I guess what I'm asking is, is shortness of breath as objective as pain - do we just take the patient's word for it?

Did you mean subjective?

Symptoms are subjective. They are what the patient feels. The patient feels short of breath.

Signs are objective. They are what we observe.

You painted a pretty good picture of someone with a subjective symptom of shortness of breath, but no outward objective signs of hypoxia.

A good CYA move would be to report it to the physician, and document appropriately. Let the physician decide what to do with the information.

Having said this, you've painted a pretty clear picture of someone with anxiety. Me, personally, I would explore that with the patient, taking care not to give the message that I think it's "all in their head". See how open they are to nonpharmacologic, independent nursing interventions such as taking slow, deep breaths, visualizing a place/situation where they feel calm and happy, distractions such as books, games, movies, or even simply folding some washcloths.

Sometimes people who are having a health crisis seemingly out of the blue, can be hypervigilant about different sensations in their body that they may not have paid much attention to before their current health crisis, and it can be helpful to explore that with them.

I would like to add that those symptoms also present with cardiac arrhythmias such as tachycardia, SVT, A fib/flutter.
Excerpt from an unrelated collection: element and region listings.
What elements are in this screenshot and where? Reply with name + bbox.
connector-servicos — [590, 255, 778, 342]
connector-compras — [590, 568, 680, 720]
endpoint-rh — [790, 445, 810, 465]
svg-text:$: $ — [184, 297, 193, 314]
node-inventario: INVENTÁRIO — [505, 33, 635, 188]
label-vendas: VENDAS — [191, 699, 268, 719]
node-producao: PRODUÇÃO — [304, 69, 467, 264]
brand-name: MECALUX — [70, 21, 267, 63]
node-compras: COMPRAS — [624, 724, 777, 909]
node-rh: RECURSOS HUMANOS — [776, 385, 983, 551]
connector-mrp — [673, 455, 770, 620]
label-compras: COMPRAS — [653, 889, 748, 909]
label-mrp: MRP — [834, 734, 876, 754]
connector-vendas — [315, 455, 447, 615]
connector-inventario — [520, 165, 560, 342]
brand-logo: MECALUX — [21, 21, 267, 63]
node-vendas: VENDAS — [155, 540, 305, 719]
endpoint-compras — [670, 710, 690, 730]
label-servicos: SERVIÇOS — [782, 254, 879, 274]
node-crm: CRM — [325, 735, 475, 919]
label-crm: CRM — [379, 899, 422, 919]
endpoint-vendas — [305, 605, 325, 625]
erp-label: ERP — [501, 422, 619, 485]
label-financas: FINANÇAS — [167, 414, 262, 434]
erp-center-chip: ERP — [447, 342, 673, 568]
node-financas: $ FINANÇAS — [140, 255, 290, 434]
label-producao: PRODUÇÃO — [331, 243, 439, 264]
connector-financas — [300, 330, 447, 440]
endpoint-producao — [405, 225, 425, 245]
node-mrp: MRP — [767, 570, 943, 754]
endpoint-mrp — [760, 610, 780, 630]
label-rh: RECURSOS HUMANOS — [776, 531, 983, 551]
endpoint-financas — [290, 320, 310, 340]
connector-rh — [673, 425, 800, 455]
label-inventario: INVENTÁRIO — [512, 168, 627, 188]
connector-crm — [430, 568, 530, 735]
OP, what were the cardiac S and O?

I had a very dramatic patient keep telling me that she "couldn't breathe". Her respiratory rate, 02 SAT, etc. were all fine and her lungs sounded clear. I was pretty annoyed and didn't take her seriously, because that particular patient had an "issue" every five minutes. It was later determined that she'd had an acute MI.

I had a very dramatic patient keep telling me that she "couldn't breathe". Her respiratory rate, 02 SAT, etc. were all fine and her lungs sounded clear. I was pretty annoyed and didn't take her seriously, because that particular patient had an "issue" every five minutes. It was later determined that she'd had an acute MI.

And this is exactly why you report it to the physician anyway.

Specializes in retired LTC.

In the past, I have had the sensation of SOB. By all S&S, nothing is evident, but I 'feel it' and it's NOT anxiety. What I find myself doing is

'sucking for air', that is, taking a deep breath AFTER I've already taken a normal breath. It's like a double breath (or yawn) is needed to fill my lungs. It's very subtle; I doubt you'd ever see me do it - it just happens all so fast. Just reflexive but it is a real feeling with a real intervention.

And I need to be sitting upright. So when someone tells you they need to be 'UP' to breathe, don't fuss

Did you mean subjective?

Symptoms are subjective. They are what the patient feels. The patient feels short of breath.

Signs are objective. They are what we observe.

You painted a pretty good picture of someone with a subjective symptom of shortness of breath, but no outward objective signs of hypoxia.

A good CYA move would be to report it to the physician, and document appropriately. Let the physician decide what to do with the information.

Having said this, you've painted a pretty clear picture of someone with anxiety. Me, personally, I would explore that with the patient, taking care not to give the message that I think it's "all in their head". See how open they are to nonpharmacologic, independent nursing interventions such as taking slow, deep breaths, visualizing a place/situation where they feel calm and happy, distractions such as books, games, movies, or even simply folding some washcloths.

Sometimes people who are having a health crisis seemingly out of the blue, can be hypervigilant about different sensations in their body that they may not have paid much attention to before their current health crisis, and it can be helpful to explore that with them.

Yes, sorry. I started to word my question in a different way, then when I reworded it didn't change it....thanks for catching that!